I cannot advise the firm, of course, and would not do so and much hesitate to advise the liquidator in what seems to me to be a not unusual decision to be made by him in the context of litigation. Nevertheless, and doubtless out of some thought for the other interests involved, he has brought this application which may be thought to have been designed to draw Mr Spalla to seek authority to conduct the litigation under the guise of the originating process. As I have said, Mr Spalla takes the opportunity to seek that authority. He wishes to be able to conduct the litigation and, as discussed with counsel, I could make such an order under s.511(1)(b) of the Act if, in my view, it was otherwise appropriate to do so.
As I mentioned in argument, the difficulty that I have with taking that course is the insufficiency of information that I have in relation to the company. As I have said, I have great sympathy for the position of Mr Spalla. I think he has been placed in a very difficult position but what I am concerned with is the wider consideration of the company, its creditors and members. That goes beyond the position of the liquidator too, of course. It is the overall interest with which I am concerned and it is in respect of materials that would relate to that overall interest that I am of the view that I lack sufficient information to be able to make an informed assessment. That particularly concerns the Federal Court proceeding upon which - as to the chances of success or benefit to the company - I am utterly unable to form any view whatsoever.
It seems to me that in those circumstances I am not in a position to make the order that is sought in the originating process however much I might otherwise have been disposed to do so. As I mentioned also to Mr Spalla, I do not even have a proposal by which the position of the company in relation to the adverse costs orders which are to be released under the settlement could be secured, that is to say if authority was given to Mr Spalla to continue with the proceeding, that the company would be no worse off than it would be in that respect under the settlement. Nor do I have any assurance beyond that stated by Mr Spalla, as to how the company’s ongoing costs are to be paid.
To say these things is not to criticise Mr Spalla having regard to the shortness of time which has elapsed since the settlement last week and the bringing on of the application, although he was warned in the 11 February letter of the likely withdrawal of litigation funding and of the need for a new arrangement. Further, by a letter on 3 May 2005 the liquidator gave Mr Spalla the opportunity (before his firm decided whether to consent to the settlement) to deposit a minimum of $2M into his trust account in accordance with the 11 February letter, or procure the appointment of a substitute liquidator, or obtain the approval of the Court for the officers of the company to conduct the litigation on its behalf. The liquidator requested a response by 5.00pm yesterday.

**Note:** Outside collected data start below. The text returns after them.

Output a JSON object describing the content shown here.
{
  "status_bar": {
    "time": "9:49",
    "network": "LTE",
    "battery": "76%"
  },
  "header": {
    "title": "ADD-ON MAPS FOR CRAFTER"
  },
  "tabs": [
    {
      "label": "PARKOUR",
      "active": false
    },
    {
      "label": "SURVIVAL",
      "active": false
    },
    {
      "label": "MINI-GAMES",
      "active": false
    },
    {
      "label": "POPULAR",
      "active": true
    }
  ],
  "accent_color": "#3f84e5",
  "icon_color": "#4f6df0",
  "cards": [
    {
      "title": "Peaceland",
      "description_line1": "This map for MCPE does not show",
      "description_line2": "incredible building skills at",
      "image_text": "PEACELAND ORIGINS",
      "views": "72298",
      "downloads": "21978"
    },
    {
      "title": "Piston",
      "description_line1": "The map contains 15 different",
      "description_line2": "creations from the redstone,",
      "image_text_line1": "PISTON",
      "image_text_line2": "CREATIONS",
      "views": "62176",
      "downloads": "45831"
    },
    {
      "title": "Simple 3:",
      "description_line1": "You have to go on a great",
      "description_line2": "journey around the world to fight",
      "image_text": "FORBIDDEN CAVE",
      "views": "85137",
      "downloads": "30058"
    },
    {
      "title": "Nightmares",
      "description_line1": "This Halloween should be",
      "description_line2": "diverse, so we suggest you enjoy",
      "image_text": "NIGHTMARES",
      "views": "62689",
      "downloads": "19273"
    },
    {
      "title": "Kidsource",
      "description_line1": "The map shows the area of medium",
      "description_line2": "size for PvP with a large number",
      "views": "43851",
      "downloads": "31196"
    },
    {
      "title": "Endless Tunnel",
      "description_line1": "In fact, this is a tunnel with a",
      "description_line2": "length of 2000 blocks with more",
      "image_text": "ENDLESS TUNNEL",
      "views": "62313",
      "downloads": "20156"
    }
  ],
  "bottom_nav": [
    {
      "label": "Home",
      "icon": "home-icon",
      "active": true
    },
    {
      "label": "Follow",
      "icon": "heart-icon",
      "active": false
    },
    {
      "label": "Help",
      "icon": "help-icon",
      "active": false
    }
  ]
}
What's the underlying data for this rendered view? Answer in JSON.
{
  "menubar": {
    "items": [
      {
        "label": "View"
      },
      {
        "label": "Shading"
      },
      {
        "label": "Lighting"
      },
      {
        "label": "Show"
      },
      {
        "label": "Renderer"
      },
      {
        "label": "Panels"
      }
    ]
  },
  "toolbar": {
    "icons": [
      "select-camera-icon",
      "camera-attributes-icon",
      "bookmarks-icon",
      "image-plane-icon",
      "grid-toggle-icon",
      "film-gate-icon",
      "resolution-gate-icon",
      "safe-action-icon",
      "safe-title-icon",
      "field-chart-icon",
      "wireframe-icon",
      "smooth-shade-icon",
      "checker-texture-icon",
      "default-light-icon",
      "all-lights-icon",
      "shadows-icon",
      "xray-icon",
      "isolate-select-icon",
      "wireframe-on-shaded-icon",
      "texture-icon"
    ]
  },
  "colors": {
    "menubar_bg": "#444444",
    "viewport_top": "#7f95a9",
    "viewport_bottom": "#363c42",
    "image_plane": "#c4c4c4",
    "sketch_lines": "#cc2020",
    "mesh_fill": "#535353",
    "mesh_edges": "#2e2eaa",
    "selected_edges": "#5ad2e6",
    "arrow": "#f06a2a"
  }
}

Apart from complaining of the liquidator’s actions, Mr Spalla’s response has been to request me to make the order sought in the originating process. I do not feel, in short, that I am in a position to direct the liquidator, even if I regard the matter more broadly, upon the matter. Indeed, the more one considers it, the only aspect which is brought forward is that which is stated in the originating process. I think for the reasons that I have mentioned I am not able to determine that it is appropriate to make that order. Accordingly, for the reasons that I have attempted to express now, I make no order on the originating process.